Greg "Opie" Hughes and Anthony Cumia raised the ire of listeners May 9 when they broadcast the rantings of a character they call Homeless Charlie, who fantasized about having violent sex with Laura Bush, Condoleezza Rice and Queen Elizabeth II.

They apologized two days later, but on Monday they called on their competitors — most notably, Howard Stern — to join them in defense of the right of shock jocks everywhere to be, well, shocking.

"Are you with us or against us?" they asked, referencing such recently fired radio talkers as Don Imus and "JV and Elvis." Then they told listeners that while they didn't have the FCC restricting their language, they still must follow XM's "dumb rules." That apparently was too much for XM to take.
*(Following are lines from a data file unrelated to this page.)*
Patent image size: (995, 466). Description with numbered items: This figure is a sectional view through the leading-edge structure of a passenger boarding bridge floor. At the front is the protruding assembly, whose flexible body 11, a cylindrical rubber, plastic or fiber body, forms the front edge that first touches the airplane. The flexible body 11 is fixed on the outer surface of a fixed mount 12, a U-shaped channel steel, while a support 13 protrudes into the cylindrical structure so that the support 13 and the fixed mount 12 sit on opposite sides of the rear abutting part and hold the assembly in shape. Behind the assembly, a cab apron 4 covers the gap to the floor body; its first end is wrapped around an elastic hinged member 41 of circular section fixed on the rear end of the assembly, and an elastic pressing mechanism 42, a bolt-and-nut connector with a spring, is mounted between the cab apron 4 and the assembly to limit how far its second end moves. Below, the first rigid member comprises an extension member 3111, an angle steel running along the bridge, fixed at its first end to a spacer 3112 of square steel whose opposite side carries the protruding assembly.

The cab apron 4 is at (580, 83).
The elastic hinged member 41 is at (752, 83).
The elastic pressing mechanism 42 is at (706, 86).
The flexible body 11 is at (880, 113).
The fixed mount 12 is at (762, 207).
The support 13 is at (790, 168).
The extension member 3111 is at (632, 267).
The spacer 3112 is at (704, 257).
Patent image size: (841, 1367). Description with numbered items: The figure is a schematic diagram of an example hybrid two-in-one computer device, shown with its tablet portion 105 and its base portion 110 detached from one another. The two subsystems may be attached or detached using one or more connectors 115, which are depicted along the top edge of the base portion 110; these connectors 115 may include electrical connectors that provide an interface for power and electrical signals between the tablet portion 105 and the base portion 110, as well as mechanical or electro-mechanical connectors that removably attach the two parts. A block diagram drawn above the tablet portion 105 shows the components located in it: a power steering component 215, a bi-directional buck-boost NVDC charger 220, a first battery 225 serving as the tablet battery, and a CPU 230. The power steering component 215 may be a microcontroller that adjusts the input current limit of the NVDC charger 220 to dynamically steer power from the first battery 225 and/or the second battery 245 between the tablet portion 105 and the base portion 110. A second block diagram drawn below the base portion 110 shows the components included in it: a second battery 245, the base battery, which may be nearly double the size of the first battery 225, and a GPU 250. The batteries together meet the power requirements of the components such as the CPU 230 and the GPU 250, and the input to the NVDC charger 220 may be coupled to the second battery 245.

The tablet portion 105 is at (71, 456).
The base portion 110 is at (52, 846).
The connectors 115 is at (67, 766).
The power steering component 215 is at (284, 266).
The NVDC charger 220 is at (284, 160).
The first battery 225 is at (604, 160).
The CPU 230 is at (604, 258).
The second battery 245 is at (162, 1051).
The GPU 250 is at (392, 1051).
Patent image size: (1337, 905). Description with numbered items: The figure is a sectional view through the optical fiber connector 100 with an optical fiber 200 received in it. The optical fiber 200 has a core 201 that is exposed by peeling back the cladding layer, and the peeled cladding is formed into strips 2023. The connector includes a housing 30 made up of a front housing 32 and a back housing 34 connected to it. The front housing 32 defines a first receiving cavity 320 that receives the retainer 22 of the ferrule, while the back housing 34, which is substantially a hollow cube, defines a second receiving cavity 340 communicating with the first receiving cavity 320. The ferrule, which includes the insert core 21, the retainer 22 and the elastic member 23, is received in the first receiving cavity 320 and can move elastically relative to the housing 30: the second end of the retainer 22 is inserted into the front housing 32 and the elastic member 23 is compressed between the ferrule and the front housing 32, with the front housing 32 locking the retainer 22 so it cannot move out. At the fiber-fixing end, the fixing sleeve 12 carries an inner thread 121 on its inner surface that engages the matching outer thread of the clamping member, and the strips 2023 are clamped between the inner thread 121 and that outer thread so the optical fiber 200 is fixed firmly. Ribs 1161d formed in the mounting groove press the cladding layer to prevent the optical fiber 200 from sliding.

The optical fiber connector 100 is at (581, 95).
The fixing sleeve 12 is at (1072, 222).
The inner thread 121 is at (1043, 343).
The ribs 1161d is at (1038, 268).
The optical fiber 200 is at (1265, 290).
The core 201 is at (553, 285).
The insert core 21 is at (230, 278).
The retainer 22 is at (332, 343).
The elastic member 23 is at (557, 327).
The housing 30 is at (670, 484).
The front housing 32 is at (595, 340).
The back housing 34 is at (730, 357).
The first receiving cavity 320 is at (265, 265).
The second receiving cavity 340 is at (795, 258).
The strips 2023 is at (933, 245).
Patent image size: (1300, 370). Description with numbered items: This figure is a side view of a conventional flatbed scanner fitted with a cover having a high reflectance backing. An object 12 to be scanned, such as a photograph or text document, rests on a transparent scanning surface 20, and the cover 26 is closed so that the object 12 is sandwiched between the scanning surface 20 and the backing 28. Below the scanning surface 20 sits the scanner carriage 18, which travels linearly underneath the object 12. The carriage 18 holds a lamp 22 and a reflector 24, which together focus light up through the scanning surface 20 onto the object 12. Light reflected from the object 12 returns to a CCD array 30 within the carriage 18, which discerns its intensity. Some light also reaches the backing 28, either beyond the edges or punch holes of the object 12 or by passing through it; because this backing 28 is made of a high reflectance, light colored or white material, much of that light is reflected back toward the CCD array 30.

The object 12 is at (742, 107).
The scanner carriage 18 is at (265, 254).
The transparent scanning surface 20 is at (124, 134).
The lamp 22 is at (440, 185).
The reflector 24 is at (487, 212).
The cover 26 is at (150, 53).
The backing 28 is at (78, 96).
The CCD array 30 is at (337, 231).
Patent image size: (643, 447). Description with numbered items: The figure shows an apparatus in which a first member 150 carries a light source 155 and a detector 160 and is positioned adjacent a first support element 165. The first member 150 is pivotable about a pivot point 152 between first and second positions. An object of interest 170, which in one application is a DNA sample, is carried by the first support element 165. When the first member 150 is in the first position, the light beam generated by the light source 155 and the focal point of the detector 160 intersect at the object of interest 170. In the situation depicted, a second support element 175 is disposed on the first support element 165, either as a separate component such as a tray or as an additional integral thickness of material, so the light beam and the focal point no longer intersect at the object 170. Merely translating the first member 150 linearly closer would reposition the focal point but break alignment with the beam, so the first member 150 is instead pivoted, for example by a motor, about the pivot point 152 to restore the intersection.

"Comments made by Opie & Anthony on yesterday's broadcast put into question whether they appreciate the seriousness of the matter," XM said Tuesday in announcing their suspension.

The pair's Homeless Charlie bit came at a particularly thorny time as XM is trying to get permission to merge with Sirius Satellite Radio. Some on Wall Street predicted last week that XM eventually would have to punish Opie & Anthony if for no other reason than to curry favor among lawmakers, who are deciding whether to give the proposed merger the thumbs up.

Opie & Anthony's gaffe is the latest in a string of examples whereby offensive utterances made on radio find their way to the Internet blogosphere — most notably onto the Drudge Report — then are dissected by TV news broadcasters, who turn the comments into a national debate.

The now-infamous remarks made April 4 by Imus, for example, created a media firestorm that culminated in a Time magazine cover story and the canceling of his CBS Radio show and MSNBC TV simulcast.

More recently, Jeff Vandergrift and Dan Lay, known as JV and Elvis, were fired, again by CBS, for a segment that mocked Chinese restaurant employees for their English-language skills. Although that bit aired one day after Imus' "nappy headed hos" comment, it didn't receive nearly as much scrutiny, and CBS didn't fire JV and Elvis until Friday.

Opie & Anthony have a unique arrangement in radio, broadcasting a portion of their show on CBS and XM and another portion — deemed too controversial for free radio — on XM exclusively. CBS said Tuesday that it has no plans for taking the pair off the air.